The Ram 700 is built in the wrong place and it's on the wrong platform. I thought it would be too small for our market, but now I'm rethinking we need a more compact truck. First there is the collapse of the pickup truck market. I was about to write the historical pickup truck market, but there is little historical or traditional about our present day pickup trucks. They are too big and expensive. My personal opinion is that the current crop of domestic pickup trucks (including the Tundra) are a fad that is nearly over. There are those that still need a truck, but maybe not one of those expensive highway leviathans. There needs to be a course correction for full size trucks.
After the collapse of full size pickup sales, another thing which made me ponder the market for a Ram 700 is people are actually importing Kei trucks from Japan. The ones brought over are either 25 year old used ones to avoid federalizing or new build units modified to be classified as an ATV. If I lived in the Villages in Florida I would go for one. These Kei vehicles are way too small for most US roads, but find their place at retirement communities, dense urban areas, remote rural dirt roads, ranches and farms. The new Kei trucks sold classified as an ATV often find work on ranches and farms in addition to use as an ATV. No one buys a neighborhood electric vehicle for rural use, but such vehicles share the same paved urban environments with the recently imported Kei trucks. ATVs are purchased for rural use.
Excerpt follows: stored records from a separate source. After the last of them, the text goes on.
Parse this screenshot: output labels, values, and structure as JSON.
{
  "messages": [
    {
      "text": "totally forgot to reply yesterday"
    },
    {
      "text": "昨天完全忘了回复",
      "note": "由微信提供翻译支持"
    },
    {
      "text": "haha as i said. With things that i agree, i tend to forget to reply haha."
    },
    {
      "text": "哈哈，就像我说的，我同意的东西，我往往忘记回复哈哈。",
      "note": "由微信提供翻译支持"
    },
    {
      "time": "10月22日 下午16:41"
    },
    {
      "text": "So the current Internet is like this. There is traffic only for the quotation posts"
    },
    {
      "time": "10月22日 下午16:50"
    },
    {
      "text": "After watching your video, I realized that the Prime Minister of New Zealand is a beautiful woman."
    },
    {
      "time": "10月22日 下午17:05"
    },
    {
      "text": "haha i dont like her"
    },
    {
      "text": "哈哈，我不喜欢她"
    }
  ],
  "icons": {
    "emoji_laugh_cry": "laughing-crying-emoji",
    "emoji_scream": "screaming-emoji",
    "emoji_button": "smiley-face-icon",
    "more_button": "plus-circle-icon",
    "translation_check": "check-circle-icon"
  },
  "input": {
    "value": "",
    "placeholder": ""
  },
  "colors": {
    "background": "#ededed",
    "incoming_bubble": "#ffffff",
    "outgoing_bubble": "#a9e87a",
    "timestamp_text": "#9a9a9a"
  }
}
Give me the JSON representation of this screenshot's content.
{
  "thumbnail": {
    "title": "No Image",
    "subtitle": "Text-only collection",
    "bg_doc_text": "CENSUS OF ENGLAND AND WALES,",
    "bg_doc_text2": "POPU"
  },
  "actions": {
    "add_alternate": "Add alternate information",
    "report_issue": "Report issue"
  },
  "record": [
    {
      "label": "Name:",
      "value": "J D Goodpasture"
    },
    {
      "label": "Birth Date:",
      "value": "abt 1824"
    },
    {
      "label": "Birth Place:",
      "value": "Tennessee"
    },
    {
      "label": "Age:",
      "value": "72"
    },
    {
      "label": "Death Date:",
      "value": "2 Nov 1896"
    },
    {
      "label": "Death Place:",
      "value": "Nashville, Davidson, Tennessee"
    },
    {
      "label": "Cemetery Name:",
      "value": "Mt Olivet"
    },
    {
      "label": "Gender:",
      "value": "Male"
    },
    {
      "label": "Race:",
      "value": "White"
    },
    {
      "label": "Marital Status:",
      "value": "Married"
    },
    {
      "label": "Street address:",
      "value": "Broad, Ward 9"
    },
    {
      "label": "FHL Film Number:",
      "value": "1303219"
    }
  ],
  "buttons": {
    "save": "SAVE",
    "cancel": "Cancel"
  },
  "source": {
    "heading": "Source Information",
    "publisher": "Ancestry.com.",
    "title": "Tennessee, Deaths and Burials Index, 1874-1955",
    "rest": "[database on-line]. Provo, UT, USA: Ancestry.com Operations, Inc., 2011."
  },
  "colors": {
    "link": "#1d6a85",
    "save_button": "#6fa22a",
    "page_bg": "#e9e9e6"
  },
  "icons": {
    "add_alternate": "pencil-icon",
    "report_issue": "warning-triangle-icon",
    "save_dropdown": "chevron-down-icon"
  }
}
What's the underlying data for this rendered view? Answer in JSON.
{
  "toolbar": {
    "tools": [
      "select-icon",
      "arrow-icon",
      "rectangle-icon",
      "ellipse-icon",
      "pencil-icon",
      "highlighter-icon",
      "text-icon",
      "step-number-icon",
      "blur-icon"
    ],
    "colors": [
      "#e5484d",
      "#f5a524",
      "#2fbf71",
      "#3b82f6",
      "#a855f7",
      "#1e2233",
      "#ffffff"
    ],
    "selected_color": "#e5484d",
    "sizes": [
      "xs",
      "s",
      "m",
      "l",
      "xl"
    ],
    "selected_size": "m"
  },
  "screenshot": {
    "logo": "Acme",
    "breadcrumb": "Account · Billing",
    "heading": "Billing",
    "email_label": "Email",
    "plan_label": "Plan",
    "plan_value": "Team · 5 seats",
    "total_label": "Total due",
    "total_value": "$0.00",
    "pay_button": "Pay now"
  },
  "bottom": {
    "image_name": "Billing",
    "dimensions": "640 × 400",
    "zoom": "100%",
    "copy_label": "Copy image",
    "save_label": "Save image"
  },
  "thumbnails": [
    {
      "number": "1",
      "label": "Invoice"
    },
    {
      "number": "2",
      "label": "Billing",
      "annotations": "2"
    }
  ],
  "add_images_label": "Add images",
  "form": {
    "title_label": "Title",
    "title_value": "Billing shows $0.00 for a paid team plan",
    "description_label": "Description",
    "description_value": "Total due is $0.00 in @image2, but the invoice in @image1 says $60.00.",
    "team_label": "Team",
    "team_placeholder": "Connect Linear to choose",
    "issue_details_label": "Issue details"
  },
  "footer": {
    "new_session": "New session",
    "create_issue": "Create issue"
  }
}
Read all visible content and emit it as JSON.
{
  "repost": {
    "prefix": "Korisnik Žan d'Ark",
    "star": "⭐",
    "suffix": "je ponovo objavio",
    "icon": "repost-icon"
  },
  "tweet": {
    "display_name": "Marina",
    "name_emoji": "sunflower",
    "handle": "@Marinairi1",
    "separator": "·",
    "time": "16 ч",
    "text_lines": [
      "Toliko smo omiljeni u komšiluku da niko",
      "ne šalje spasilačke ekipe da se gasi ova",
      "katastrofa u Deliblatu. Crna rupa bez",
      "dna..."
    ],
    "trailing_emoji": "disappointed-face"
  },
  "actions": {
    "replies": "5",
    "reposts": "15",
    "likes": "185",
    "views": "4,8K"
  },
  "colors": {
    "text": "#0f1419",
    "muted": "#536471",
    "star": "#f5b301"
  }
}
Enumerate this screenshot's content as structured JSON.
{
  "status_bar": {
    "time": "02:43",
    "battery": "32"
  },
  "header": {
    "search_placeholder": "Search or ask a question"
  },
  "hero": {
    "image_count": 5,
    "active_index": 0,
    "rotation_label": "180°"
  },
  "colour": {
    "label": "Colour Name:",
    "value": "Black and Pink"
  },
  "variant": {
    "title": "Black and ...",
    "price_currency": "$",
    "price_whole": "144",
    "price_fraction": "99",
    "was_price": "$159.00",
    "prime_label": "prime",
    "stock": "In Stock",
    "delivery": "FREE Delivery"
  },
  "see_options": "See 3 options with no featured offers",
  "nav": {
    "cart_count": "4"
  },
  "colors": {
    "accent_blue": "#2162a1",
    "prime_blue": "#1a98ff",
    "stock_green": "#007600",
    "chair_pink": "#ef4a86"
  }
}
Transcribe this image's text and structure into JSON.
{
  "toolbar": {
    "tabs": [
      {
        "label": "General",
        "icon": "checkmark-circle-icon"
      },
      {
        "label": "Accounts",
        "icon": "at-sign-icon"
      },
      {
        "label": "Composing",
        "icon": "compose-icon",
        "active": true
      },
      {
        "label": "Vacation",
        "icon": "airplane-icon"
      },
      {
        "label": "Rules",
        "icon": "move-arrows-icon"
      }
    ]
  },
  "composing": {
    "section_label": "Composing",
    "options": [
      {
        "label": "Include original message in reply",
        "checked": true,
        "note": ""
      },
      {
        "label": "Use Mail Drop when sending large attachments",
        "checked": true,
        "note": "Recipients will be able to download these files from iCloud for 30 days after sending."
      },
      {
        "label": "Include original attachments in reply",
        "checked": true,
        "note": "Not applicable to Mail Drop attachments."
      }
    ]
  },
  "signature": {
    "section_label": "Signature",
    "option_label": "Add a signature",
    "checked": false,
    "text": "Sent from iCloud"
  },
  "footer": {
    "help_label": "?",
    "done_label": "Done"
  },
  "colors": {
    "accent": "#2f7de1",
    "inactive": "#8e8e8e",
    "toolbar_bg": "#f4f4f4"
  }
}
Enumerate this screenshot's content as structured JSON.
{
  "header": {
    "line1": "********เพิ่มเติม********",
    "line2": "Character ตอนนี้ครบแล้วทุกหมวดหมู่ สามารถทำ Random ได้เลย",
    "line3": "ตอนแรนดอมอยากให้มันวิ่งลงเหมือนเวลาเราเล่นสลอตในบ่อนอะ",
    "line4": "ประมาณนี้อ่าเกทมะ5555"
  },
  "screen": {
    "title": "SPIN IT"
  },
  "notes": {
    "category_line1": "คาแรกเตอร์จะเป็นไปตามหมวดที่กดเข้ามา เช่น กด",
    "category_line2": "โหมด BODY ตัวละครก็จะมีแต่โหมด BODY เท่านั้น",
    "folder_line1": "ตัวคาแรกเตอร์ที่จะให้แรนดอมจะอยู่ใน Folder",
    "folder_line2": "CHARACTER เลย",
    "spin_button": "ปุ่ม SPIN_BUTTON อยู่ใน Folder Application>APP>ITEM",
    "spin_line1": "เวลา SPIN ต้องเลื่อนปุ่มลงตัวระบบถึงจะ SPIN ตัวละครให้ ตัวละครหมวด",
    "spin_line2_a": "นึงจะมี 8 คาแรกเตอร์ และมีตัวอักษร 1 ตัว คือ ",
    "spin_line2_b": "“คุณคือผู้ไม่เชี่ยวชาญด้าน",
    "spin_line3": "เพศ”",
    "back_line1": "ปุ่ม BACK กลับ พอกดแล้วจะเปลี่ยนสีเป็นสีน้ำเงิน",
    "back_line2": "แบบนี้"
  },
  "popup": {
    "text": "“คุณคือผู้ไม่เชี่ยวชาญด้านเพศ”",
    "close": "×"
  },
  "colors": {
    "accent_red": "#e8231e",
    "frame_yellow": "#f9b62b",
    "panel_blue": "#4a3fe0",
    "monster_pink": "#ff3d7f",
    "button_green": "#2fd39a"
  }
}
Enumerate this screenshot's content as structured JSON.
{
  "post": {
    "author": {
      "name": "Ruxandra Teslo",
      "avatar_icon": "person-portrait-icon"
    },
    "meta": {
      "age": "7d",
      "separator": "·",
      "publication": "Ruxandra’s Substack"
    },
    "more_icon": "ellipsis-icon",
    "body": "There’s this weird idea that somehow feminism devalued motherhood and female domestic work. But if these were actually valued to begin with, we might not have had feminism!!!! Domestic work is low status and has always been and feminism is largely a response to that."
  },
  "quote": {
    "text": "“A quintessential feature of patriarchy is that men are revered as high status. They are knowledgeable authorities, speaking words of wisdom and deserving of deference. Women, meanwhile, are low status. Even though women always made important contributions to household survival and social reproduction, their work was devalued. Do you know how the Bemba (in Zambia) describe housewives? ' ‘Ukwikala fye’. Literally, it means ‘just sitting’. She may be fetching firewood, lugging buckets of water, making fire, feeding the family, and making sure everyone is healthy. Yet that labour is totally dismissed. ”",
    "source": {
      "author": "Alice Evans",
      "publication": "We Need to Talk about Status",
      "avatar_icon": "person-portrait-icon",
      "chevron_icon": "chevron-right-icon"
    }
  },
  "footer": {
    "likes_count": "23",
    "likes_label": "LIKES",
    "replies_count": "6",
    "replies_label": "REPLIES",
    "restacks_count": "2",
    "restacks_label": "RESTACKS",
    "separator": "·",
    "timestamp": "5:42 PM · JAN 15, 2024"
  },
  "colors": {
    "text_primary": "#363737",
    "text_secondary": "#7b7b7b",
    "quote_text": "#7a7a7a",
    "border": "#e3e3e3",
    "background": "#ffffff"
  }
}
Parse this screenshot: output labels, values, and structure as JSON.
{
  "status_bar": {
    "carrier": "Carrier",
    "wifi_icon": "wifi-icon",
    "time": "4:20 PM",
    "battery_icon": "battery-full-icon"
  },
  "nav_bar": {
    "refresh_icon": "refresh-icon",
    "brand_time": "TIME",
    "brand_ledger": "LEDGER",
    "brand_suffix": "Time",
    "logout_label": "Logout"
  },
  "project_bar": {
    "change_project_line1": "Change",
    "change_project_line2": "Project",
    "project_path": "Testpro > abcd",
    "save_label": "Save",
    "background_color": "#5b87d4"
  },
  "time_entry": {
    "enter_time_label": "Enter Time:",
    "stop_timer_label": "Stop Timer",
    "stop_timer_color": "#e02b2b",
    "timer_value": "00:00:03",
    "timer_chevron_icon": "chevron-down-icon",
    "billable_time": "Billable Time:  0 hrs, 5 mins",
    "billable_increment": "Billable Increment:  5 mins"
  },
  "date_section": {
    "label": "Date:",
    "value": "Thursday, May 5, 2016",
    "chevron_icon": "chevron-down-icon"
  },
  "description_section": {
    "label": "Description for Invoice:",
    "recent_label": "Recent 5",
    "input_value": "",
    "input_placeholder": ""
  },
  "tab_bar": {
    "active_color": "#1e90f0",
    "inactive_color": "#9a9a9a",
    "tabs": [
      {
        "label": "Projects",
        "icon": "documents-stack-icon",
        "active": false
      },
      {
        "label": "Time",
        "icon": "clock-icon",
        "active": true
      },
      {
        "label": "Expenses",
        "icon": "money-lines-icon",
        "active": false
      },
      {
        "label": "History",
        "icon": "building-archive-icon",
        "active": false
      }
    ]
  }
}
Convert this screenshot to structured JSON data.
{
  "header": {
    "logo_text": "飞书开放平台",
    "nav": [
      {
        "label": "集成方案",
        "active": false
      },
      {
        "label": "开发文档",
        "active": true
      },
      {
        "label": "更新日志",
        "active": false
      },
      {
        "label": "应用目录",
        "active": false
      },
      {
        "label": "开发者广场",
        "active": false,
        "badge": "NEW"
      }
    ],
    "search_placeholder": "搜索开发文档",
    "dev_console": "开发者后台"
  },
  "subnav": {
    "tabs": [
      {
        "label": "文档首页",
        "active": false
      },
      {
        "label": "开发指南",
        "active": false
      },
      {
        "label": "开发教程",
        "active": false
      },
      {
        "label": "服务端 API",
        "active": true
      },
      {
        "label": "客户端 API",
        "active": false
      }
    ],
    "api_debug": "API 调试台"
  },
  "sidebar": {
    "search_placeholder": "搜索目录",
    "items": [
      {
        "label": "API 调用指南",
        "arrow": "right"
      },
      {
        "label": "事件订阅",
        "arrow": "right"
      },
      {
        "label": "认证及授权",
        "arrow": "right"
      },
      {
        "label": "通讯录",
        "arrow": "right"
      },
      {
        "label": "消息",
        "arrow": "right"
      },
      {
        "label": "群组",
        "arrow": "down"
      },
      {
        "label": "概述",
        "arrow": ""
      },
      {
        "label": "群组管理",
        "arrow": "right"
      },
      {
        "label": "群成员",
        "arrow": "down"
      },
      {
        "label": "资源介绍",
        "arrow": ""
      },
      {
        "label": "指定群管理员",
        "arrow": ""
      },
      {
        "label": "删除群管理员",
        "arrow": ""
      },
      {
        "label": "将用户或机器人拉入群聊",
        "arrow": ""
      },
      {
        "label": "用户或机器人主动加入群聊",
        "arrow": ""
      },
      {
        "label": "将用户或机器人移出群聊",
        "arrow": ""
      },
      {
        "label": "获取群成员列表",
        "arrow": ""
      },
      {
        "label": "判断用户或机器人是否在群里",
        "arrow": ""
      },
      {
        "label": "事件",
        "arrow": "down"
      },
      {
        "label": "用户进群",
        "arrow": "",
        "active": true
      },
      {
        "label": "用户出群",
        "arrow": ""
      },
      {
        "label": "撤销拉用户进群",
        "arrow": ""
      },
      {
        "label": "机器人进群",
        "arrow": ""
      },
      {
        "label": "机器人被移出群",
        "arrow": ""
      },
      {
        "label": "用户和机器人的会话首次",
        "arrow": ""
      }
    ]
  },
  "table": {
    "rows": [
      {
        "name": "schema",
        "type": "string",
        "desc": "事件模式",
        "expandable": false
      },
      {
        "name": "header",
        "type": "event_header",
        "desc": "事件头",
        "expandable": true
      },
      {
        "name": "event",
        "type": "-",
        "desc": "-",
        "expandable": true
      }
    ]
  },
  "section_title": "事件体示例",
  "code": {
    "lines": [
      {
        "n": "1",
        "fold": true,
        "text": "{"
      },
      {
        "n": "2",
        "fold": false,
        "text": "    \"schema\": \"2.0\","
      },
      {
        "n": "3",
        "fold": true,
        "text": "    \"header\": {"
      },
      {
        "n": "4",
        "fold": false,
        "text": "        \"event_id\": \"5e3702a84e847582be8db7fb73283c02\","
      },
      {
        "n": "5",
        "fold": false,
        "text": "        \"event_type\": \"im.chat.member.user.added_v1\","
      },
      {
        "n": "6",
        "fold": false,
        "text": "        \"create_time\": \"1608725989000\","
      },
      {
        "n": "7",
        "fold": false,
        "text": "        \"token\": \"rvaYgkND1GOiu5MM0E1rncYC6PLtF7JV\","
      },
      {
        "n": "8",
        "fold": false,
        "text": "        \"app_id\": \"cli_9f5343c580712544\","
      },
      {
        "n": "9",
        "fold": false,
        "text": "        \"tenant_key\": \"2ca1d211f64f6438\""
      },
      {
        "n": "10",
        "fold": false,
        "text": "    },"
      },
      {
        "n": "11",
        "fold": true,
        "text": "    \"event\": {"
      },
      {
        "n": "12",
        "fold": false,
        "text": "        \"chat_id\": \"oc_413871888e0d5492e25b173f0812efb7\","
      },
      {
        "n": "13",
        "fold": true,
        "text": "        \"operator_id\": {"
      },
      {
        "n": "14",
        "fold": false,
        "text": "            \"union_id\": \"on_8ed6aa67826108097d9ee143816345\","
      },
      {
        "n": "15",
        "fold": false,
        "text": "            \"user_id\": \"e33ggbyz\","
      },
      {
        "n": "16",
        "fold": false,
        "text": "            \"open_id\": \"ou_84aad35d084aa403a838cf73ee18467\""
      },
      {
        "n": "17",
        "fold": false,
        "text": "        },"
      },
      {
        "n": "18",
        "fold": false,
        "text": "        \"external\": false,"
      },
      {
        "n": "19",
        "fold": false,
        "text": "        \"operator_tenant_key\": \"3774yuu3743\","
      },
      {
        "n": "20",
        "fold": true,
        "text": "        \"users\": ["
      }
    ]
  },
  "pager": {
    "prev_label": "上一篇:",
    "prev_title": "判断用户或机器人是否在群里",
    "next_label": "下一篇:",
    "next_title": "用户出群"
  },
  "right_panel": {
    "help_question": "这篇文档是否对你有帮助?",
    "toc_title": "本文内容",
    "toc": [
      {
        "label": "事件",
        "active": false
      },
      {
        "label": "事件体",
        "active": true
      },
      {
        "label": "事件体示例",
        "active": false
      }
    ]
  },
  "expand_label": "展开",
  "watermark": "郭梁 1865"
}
The compliance electric cars built during the previous decade to pacify CARB regulators are mainly compacts and subcompacts in size. The only one which stayed true to its original design and went into production is the Fiat 500e. That particular Fiat model is the next step up from a neighborhood electric vehicle. It is fully streetable and has enough power to handle American roadways. In the same way, a Ram 700 could be the next step up from a Kei truck, just not the Latin American version. We need one built in the right place and on the right platform. It also has to offer AWD for our market, in addition to some electrification options. The business case for such a vehicle would be a hard sell to the Stellantis heads, especially with their Penney pinching CMP platform obsession. The company is supposed to be moving on to the STLA small platform. The medium size Rampage built on the STLA large platform is on the way and management might think that will be enough, but I think Ram needs a smaller truck to compliment that as well.